Ninguém, por meio da censura, tem o direito de privar as crianças dessa oportunidade única de crescer, tornando-se uma pessoa completa, consciente dos perigos, mas pronta para expressar sua própria natureza, sem preconceitos, e enfrentar o medo, o risco, quando as circunstâncias exigirem. Que trate de defender o frágil, de se atrever a manifestar sua identidade e de descobrir esse mundo prodigioso em que viemos parar.

(1) Mundo cruel, Ellen Duthie e Daniela Martagón, Boitatá, 2017.

(2) Still the Mind, Alan Watts, New World Library, 2000.

(3) El cerebro de Buda, Rick Hanson y Richard Mendius, Milrazones, 2011.

(4) L’enfant et la vie familiale sous l’ancien régime, Philippe Ariès, Plon, Paris, 1960.

(5) Em poucas centenas de palavras, acabo de apresentar um passeio tremendamente amplo e complexo, ainda que circunscrito no âmbito europeu. Que esses dados sirvam de ponto de partida para refletir sobre a censura e a relação entre adultos e infância.
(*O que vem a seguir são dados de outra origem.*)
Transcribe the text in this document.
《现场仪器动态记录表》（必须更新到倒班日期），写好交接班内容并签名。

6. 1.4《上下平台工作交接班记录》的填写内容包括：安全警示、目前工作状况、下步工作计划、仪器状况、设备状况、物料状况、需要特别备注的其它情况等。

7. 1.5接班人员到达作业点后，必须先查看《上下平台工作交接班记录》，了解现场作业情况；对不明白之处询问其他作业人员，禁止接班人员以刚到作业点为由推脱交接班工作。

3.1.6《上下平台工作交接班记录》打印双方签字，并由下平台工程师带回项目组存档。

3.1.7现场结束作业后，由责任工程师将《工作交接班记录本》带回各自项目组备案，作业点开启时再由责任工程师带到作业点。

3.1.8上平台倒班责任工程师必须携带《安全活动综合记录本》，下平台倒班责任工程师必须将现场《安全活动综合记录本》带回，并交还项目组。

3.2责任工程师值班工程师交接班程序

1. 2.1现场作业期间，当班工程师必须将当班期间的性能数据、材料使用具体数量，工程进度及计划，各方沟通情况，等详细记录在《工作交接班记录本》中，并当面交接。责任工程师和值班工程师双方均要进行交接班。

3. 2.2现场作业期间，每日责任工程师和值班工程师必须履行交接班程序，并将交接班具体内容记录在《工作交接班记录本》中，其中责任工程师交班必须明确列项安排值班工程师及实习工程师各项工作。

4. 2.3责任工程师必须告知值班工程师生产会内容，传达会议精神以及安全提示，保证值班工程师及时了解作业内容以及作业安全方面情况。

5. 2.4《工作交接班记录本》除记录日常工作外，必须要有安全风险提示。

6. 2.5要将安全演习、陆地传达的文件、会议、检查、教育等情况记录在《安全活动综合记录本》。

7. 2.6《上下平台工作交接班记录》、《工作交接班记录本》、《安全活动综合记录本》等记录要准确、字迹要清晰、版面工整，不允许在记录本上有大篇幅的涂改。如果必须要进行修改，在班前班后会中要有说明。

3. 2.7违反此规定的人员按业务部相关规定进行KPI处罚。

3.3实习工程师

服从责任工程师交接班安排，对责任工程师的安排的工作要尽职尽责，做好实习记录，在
(6) Sobre este tema recomendo ler as reflexões de Beatriz Sanjuán em Érase una voz. El primer libro del bebé [Era uma voz. O primeiro livro do bebê], que será publicado pela Ed. Livros da Matriz em 2018.

(7) Tvardushka, Mekushka i Sladushka [Barricadinha, Suavezinha e Dulcineia], edição original búlgara, ilustrada por Gencho Denchev, Editorial Sofia.

Arianna Squilloni

Arianna Squilloni nasceu na Itália, onde estudou Filologia Latina e Grega e especializou-se em Edição e Gestão Editorial. Desde 2002, mora em Barcelona, na Espanha. Trabalhou na Thule Ediciones e colaborou com várias outras casas editoriais, até que em 2008 abriu a A buen paso, dedicada a livros muito ilustrados para crianças dos mais variados gêneros.

Também colabora com revistas especializadas, ministra cursos e participa assiduamente de palestras e debates; faz parte do Círculo Hexágono(1), e, às vezes, escreve. Seguem alguns de seus títulos, todos ainda inéditos no Brasil: En casa de mis abuelos [Na casa dos meus avós], Ekaré, 2011; Martín, de grumete a capitán [Martín, o grumete capitão] Thule Ediciones, 2013; Un mar de mundos [Um mar de mundos], Thule Ediciones, 2014; El misterio del diente [O mistério do dente], Libre Albedrío, 2016 (menção honrosa no Primeiro Prêmio Iberoamericano de Livros Informativos para Crianças); L’estate e tutto il resto [O verão e todo o resto], Topipittori, 2016; El verano de John Silver [O verão de John Silver], Milrazones, 2017; além do ensaio teórico En el laberinto de la palabra, una guía de viaje [No labirinto da palavra, um guia de viagem], sobre a palavra e sua importância no desenvolvimento da pessoa. Publicado pelo Círculo Hexágono, Pantalia, em 2014, o texto será lançado no Brasil pela Editora Livros da Matriz em breve.

1.O Círculo Hexágono é uma iniciativa de estudo e debate sobre temas relativos à literatura infantil e juvenil.